ヤトフは苦々しく呟いたが、すぐにその表情を引き締めた。


「だが、安いものだ。君たちの命と、あの戦果に比べればな」


ヤトフは、イワノフの肩に手を置いた。


「よくやった、中佐。君は、兄の無念を晴らし、そして祖国の兵器が錆びついていないことを世界に証明した」

「……恐縮です」


イワノフの表情が、わずかに緩んだ。だが、その瞳の奥にある暗い炎は消えていない。

彼は知っている。砂漠で燃やした鉄の塊は、巨大な敵のほんの一部に過ぎないことを。


「休め。これからの嵐に備えてな」

「はっ」


イワノフと部下たちを乗せたバスが、闇の中へと消えていく。ヤトフは、一人滑走路に残り、冬の星空を見上げた。

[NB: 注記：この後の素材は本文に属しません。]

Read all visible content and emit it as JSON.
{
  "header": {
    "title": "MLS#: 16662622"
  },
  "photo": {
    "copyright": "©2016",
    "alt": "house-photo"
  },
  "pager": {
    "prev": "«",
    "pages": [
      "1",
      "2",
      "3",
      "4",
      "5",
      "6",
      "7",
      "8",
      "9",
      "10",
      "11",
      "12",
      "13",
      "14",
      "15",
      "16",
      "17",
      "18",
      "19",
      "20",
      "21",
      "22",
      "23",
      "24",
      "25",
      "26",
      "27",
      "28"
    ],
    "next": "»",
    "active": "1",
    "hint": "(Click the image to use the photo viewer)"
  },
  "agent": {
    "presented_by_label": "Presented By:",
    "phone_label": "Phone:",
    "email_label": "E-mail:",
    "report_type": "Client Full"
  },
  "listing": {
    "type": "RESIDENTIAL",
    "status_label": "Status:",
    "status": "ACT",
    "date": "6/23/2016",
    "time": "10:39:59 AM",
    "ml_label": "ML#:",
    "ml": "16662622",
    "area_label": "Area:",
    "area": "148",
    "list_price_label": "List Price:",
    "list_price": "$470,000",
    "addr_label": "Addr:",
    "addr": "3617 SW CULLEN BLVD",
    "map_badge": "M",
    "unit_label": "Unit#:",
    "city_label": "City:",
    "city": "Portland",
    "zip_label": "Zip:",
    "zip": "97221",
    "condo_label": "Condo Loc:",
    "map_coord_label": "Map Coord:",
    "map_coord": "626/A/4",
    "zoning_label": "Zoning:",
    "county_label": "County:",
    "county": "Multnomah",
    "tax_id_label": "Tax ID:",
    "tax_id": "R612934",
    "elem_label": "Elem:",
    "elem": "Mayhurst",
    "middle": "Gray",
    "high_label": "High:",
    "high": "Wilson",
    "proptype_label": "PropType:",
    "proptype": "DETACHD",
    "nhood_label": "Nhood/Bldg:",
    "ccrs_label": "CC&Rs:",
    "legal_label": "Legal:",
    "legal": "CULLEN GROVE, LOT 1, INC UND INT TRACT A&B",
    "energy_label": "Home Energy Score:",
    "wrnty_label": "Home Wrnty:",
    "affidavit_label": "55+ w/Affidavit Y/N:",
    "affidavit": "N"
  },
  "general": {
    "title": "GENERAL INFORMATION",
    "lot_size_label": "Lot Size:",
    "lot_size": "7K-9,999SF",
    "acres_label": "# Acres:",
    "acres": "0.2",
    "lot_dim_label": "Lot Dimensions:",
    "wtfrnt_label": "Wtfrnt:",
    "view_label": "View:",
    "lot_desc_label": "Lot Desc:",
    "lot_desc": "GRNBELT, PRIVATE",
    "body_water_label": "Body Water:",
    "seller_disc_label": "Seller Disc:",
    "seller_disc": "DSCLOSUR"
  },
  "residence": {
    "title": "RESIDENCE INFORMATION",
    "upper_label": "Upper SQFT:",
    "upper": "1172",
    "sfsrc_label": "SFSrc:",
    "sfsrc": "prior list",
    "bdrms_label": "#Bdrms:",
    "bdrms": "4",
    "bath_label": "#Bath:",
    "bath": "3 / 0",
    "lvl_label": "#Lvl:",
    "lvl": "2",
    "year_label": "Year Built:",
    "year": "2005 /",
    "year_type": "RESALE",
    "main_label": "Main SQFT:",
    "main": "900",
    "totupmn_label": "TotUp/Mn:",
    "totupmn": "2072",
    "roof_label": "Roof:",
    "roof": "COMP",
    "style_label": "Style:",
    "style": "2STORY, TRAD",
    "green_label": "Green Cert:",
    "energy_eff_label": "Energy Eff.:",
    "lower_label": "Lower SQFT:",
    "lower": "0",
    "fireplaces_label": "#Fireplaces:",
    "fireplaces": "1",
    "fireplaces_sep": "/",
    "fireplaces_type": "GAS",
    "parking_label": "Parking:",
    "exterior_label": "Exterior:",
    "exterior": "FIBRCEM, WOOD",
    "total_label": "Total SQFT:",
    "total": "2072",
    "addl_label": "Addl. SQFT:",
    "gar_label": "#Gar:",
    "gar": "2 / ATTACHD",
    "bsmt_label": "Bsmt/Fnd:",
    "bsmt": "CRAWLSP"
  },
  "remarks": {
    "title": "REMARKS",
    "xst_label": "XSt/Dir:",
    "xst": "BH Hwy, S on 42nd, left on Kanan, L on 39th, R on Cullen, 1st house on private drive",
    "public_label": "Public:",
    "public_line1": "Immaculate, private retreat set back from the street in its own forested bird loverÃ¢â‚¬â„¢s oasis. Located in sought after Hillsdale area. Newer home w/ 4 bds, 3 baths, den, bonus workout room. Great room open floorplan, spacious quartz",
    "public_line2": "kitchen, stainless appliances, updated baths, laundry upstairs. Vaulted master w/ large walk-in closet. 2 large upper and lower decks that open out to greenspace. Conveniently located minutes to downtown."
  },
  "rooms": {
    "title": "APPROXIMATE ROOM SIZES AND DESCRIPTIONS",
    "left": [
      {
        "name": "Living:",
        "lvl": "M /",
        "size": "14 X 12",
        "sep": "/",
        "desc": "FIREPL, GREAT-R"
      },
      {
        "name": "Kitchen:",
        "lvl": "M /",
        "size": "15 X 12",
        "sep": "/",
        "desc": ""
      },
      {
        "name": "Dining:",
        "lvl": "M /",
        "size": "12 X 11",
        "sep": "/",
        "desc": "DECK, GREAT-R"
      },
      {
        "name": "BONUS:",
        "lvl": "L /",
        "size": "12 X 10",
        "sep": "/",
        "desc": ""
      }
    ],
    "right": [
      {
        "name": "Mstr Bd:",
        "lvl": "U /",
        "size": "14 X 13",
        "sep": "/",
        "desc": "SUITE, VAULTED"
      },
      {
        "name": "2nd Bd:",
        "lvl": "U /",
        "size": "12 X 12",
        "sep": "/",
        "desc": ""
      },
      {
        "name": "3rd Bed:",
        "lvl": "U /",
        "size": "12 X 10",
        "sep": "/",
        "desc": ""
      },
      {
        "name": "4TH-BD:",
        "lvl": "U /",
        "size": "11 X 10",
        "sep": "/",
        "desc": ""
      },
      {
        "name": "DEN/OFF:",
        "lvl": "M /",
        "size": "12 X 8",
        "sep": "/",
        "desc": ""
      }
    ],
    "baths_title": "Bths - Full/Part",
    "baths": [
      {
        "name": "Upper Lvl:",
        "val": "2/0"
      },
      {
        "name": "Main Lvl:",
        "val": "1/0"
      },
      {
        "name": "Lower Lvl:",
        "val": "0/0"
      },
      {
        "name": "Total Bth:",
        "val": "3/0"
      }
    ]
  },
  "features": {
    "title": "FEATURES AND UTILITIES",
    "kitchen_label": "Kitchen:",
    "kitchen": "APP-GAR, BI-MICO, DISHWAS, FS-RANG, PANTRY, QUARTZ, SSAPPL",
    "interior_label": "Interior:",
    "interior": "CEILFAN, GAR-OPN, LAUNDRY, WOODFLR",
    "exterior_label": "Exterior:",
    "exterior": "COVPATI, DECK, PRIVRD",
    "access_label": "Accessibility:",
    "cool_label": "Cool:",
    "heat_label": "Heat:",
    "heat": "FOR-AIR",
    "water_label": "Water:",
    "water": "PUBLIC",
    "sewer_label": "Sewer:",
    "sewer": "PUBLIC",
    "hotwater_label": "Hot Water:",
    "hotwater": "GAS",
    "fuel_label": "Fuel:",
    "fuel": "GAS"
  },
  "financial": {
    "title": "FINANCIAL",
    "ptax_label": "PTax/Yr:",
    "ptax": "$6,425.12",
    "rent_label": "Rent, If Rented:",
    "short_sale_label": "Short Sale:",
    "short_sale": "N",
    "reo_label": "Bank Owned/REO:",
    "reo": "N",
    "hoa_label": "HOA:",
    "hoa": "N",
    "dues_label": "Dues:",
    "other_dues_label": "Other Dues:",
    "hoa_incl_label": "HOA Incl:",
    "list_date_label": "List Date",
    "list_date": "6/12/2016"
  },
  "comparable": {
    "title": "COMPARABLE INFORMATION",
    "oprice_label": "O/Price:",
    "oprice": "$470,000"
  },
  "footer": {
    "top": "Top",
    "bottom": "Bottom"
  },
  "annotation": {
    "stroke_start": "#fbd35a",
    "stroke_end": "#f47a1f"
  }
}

クレムリンでは今頃、ゴルバノフ書記長が、怒り狂うワシントンとロンドンからのホットラインに追われ、悲鳴を上げているだろう。


西側諸国は、ソ連軍の「暴走」を激しく非難している。経済支援の停止、外交関係の見直し。ゴルバノフが築き上げてきた「新思考外交」の砂上の楼閣は、砂漠の風と共に崩れ去った。


だが、軍は。

そして、エリツォン率いるロシア共和国は。

この「暴走」を、密かに、しかし熱狂的に支持していた。


「よくぞやった」「アメリカに一泡吹かせた」


抑圧されていた愛国心とプライドが、この一件で爆発的に回帰しつつある。


「……国が、割れたな」


ヤトフは、白い息と共に呟いた。表向きの政府であるゴルバノフと、実力を保持する軍部・保守派。両者の亀裂は、もはや修復不可能だ。ゴルバノフは西側に追い詰められ、国内での求心力を完全に失った。一方で軍は、統帥権を失った書記長をもはや主とは認めていない。


ソビエト連邦は、政治的に完全に分かたれた。

あとは、誰が、いつ、引導を渡すか。

その最後の幕引きの時が、刻一刻と迫っていた。